On Mon, 09 Jun 2003 13:34:32 +0400, Alexander Stolbov
<alex@...> wrote:

>Miguel, I have read your Tours with a great interest, but hesitated to start asking my (probably naive) questions.
>Now they follow:
>
>1) How do you think the results of you investigation depend on the fact that a few "classical" Nostratic families (Altaic, Dravidian, Elamic) were not taken into account? You did explain why, and I hope that soon you will be able to include them in the review. Should we expect a considerable correction of the conclusions?
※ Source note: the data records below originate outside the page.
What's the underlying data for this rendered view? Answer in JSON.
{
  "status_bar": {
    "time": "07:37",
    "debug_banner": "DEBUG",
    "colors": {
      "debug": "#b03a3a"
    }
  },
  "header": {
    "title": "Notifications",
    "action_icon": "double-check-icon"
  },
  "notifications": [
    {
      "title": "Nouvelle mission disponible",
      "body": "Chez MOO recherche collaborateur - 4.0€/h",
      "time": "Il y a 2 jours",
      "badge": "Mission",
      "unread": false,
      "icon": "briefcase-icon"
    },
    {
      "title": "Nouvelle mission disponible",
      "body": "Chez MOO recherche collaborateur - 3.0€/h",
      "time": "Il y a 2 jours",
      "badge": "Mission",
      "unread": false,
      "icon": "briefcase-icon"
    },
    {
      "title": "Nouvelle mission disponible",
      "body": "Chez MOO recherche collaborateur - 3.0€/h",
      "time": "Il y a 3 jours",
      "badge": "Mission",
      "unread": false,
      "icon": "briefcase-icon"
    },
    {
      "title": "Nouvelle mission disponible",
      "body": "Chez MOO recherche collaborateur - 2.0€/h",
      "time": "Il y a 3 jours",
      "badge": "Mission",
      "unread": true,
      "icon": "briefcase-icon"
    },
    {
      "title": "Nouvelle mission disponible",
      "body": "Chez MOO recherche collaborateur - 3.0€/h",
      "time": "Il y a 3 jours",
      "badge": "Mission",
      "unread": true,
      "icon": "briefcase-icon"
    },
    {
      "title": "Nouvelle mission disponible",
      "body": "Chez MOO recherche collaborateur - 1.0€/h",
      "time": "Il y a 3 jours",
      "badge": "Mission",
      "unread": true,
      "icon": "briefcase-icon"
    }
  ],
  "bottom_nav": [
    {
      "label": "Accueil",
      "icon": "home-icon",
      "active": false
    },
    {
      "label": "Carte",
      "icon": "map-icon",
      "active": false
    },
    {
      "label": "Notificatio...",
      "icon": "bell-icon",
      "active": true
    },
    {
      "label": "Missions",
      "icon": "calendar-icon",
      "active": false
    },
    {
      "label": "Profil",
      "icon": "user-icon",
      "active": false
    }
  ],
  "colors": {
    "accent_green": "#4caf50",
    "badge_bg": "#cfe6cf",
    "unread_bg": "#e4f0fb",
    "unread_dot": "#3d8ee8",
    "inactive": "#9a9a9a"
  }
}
For what it's worth, what I know about "Altaic" (Turkic, Mongol, Tunguz,
Korean, Japanese) seems to fit the overall pattern (-n/-t plurals, personal
pronouns/suffixes, in a part of Tunguz even reflecting the pattern -i/-u
[1. bi, 2. si; pl. 1. bu, 2. su], gen -n, acc. -m [Tunguz]). More or less
the same goes for what I know of Yukaghir and Chukchi-Kamchatkan.

Dravidian is a different matter. There are some similarities, but I don't
have a clear picture yet of whether they fit in, and if so, how.

>2) You took into the consideration a number of disputable members of the Nostratic superfamily - Etruscan, Sumerian, Basque, Eskimo-Aleut.
>How would you rank them taking as the criterion the probability that each of them belong to this superfamily in reality?
>(Just for example: most probably - Etruscan, then Sumerian, then Eskimo-Aleut, minimal probability - Basque. If you could estimate these probabilities quantitatively it would be great)

I would rank Eskimo-Aleut first: if Nostratic exists, EA is surely
Nostratic.

The problem with Etruscan is that we know too little about it (verb,
personal pronouns). The nominal declension looks similar to PIE, but it's
possible to interpret the evidence in different ways.

Sumerian suffers a bit from the same problem: we would like to know more.
What we *do* know does not make a very strong case (at least where the
morphology is involved). It *could* be Nostratic, but other explanations
might do as well.

Basque is also problematical, but I'm mor eor less convinced it belongs in
Nostratic: the personal pronouns fit, and so do small details like the -n /
-r- (*-n / *-t-) alternation in words like egun "day", egur- in compositis.

>3) How sensitive are your conclusions to the presence of these hypothetical members in the investigated group? What would change if we exclude them?

Looking at more relevant data can always change the way we interpret the
data already investigated.

>4) How do you imagine the inner structure of the Nostratic superfamily?
>
>(For example: PN
> / \
> Af-As \
> / \
> / \
> West-N East-N
> / \ / | \
> Kartv. IE / | \
> / | \
> Drav. Ural. Altaic )

Well, I've only looked at the morphological data in the present "Tour", and
it seems a division can be made between *ni ~ *ki languages (AA, Basque)
and *mi ~ *ti languages (the rest), in my proposal both from PN *mi ~ *ki.

>5) And what about the inner structure of Afro-Asiatic?

I don't know enough about AA for my opinion to be worth much. I'd say:
Chadic-Berber; Egyptian-Semitic;Beja-Cushitic;Omotic.